How to enable Duke sign-in on your site
Use this guide to integrate OAuth sign-in to your web application, allowing your users to sign in with their Duke NetID and password.
Register your app with the Co-Lab App Manager
Before you begin, visit Co-Lab App Manager to register your app.
Note your client ID and client secret, as you will need them to configure the OAuth client library.
Choose a language specific library
The easiest way to integrate Duke NetID sign-in with OAuth is to have somebody else do it for you (surprise!). Begin by looking for OAuth client libraries for your language. If your favorite language is not listed below, please email us at colab-ops@duke.edu and we will look into libraries for your language.
Once your have identified your library, please use the specifications below:
- Authorize URL:
https://oauth.oit.duke.edu/oauth/authorize.php - Token URL:
https://oauth.oit.duke.edu/oauth/token.php - Resource URL:
https://oauth.oit.duke.edu/oauth/resource.php
Ruby on Rails
We recommend OmniAuth, and we have a Duke-specific gem for you. You do not need to worry about configuring Duke OAuth URLs if you choose this option (however you still do need client ID and client secret).
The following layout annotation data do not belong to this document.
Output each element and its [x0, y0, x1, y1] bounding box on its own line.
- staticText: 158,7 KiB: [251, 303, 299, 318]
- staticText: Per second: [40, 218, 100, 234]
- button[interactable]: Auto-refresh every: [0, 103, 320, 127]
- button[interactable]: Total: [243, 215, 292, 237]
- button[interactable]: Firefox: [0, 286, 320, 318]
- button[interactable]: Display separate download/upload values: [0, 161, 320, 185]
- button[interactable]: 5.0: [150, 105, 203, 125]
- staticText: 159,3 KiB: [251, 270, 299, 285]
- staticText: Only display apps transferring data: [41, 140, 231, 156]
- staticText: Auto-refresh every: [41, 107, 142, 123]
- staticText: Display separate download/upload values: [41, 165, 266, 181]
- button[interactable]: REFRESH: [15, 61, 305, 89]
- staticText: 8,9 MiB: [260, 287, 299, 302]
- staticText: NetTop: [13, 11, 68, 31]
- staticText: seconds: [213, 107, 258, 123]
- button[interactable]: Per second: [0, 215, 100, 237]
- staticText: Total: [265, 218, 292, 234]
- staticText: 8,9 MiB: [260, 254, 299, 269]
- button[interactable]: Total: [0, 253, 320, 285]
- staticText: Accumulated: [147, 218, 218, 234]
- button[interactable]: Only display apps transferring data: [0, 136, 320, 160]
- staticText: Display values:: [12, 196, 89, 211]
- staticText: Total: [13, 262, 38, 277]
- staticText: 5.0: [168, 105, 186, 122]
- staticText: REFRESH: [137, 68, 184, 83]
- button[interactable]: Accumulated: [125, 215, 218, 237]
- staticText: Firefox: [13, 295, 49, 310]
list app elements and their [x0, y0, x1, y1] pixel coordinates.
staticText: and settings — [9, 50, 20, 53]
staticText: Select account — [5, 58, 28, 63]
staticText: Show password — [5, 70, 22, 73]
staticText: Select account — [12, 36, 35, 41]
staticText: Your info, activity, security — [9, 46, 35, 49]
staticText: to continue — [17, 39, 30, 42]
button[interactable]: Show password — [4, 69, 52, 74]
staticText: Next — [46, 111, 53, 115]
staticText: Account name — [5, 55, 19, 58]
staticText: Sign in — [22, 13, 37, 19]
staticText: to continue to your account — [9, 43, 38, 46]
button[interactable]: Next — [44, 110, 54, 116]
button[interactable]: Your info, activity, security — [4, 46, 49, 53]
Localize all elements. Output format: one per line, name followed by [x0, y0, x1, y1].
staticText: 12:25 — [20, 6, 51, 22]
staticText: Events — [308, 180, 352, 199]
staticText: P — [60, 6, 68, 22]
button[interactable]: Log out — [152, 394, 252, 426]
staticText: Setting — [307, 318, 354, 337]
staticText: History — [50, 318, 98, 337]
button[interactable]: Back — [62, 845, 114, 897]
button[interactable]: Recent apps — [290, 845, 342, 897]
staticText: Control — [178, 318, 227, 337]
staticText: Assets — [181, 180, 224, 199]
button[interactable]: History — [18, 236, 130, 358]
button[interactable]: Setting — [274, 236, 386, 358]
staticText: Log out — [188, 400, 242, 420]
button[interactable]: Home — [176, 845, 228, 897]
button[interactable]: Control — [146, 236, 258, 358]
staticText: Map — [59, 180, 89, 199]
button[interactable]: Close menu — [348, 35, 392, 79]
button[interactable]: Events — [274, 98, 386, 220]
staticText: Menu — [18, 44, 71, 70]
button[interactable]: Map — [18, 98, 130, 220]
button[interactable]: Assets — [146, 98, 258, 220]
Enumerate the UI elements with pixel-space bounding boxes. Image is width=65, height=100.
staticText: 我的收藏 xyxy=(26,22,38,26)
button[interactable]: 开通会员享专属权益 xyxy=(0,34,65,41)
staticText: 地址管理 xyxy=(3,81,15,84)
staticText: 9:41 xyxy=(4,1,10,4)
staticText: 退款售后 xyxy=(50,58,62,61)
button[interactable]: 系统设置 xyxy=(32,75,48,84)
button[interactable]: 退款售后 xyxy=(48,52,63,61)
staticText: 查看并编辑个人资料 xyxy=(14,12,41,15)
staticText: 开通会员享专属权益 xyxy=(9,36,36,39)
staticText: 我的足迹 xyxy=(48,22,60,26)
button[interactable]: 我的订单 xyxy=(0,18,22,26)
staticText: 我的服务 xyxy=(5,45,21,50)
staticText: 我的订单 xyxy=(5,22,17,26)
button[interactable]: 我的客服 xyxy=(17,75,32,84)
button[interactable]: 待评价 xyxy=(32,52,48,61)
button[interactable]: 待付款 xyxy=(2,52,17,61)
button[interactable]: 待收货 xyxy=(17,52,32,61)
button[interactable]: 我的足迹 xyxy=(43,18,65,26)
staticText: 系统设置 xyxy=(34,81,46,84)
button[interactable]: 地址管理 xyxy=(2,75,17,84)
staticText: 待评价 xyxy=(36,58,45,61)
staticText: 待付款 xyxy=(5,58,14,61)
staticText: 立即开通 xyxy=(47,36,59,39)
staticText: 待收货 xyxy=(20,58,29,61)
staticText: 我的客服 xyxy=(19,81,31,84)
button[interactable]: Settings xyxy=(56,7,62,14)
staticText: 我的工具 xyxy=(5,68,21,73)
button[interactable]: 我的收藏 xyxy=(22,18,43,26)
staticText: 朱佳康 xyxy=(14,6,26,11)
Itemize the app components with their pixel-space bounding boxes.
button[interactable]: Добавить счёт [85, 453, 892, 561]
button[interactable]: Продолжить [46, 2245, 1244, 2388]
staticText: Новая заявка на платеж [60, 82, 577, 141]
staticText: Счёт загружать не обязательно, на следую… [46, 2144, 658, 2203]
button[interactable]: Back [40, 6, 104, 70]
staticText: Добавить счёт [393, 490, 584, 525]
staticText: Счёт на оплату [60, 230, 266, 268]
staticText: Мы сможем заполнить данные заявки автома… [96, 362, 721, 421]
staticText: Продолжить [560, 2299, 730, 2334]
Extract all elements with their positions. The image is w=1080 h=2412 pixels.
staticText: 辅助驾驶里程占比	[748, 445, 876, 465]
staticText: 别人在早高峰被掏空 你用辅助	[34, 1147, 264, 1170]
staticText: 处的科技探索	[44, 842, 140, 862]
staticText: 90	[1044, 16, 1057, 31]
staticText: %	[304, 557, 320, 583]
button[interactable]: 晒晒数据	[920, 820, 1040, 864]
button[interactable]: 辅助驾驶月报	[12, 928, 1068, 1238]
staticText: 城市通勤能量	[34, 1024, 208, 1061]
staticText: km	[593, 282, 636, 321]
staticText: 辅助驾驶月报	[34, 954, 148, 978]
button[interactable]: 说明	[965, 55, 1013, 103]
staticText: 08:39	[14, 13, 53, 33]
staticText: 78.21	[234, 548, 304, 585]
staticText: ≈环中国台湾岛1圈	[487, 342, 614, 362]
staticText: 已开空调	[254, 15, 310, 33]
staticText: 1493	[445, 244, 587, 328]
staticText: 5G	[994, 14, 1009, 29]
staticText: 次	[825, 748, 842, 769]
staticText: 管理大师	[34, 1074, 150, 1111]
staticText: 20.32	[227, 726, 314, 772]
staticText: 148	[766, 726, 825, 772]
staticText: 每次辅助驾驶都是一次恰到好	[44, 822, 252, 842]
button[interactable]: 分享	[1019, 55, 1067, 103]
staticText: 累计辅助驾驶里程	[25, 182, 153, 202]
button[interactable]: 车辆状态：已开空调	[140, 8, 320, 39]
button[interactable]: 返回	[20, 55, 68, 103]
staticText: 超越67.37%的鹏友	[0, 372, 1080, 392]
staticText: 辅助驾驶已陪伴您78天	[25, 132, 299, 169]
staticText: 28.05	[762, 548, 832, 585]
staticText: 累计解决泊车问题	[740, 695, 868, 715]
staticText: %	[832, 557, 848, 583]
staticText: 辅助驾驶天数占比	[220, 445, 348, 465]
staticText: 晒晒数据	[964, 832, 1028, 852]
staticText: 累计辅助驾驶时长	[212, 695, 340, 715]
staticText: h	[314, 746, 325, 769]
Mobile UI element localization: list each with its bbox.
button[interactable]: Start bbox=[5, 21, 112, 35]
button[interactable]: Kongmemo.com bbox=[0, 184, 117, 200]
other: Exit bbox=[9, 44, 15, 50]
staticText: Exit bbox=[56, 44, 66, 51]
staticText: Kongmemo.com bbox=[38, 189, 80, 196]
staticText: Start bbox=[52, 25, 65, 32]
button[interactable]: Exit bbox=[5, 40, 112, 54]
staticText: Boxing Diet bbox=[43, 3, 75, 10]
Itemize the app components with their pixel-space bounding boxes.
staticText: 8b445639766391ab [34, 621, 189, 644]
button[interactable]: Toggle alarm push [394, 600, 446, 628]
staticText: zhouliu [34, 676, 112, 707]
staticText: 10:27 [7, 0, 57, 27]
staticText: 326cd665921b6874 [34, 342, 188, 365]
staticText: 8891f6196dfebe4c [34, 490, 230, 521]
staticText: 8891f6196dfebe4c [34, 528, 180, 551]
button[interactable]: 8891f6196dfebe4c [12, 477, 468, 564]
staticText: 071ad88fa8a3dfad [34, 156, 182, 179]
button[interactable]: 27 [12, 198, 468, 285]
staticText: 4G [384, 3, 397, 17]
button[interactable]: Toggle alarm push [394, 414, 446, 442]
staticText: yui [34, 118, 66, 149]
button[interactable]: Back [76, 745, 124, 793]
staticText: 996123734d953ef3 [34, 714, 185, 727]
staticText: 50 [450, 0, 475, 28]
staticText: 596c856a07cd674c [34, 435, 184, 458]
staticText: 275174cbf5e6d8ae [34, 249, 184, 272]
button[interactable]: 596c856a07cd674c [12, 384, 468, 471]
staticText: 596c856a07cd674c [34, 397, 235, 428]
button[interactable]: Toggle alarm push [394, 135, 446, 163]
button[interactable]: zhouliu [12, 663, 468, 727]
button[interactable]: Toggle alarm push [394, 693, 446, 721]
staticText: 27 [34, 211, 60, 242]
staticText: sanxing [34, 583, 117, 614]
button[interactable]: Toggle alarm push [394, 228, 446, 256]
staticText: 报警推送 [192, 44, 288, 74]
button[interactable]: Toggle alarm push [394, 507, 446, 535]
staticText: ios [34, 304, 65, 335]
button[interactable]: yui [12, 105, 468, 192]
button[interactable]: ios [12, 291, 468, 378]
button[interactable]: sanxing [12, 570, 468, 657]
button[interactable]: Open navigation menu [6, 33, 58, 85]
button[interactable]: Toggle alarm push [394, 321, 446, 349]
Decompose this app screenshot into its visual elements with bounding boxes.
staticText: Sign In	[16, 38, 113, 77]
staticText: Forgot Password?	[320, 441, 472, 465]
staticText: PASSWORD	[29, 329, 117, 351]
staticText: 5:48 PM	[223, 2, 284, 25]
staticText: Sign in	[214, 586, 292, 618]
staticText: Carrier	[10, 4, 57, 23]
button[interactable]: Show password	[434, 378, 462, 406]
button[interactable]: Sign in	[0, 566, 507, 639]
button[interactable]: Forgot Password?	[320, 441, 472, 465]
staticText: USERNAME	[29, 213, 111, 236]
In your Gemfile, add OmniAuth our gem:
gem "omniauth", '~> 1.3.1'
gem "omniauth-duke-oauth2", :git => 'http://gitlab.oit.duke.edu/colab/omniauth-duke-oauth2.git', :ref => '5eaf6759'
NOTE: It is currently pinned to a specific Git commit. Please check back soon for a new Gem specification that allows for non-breaking updates.
Please read OmniAuth docs to learn more about initializer for OmniAuth, then modify or create config/initializers/omniauth.rb:
Rails.application.config.middleware.use OmniAuth::Builder do
provider :duke_oauth2, "YOUR CLIENT ID HERE", "YOUR CLIENT SECRET HERE"
end
Finally, create a route for OmniAuth callback, and modify or create a controller action according to OmniAuth documentation.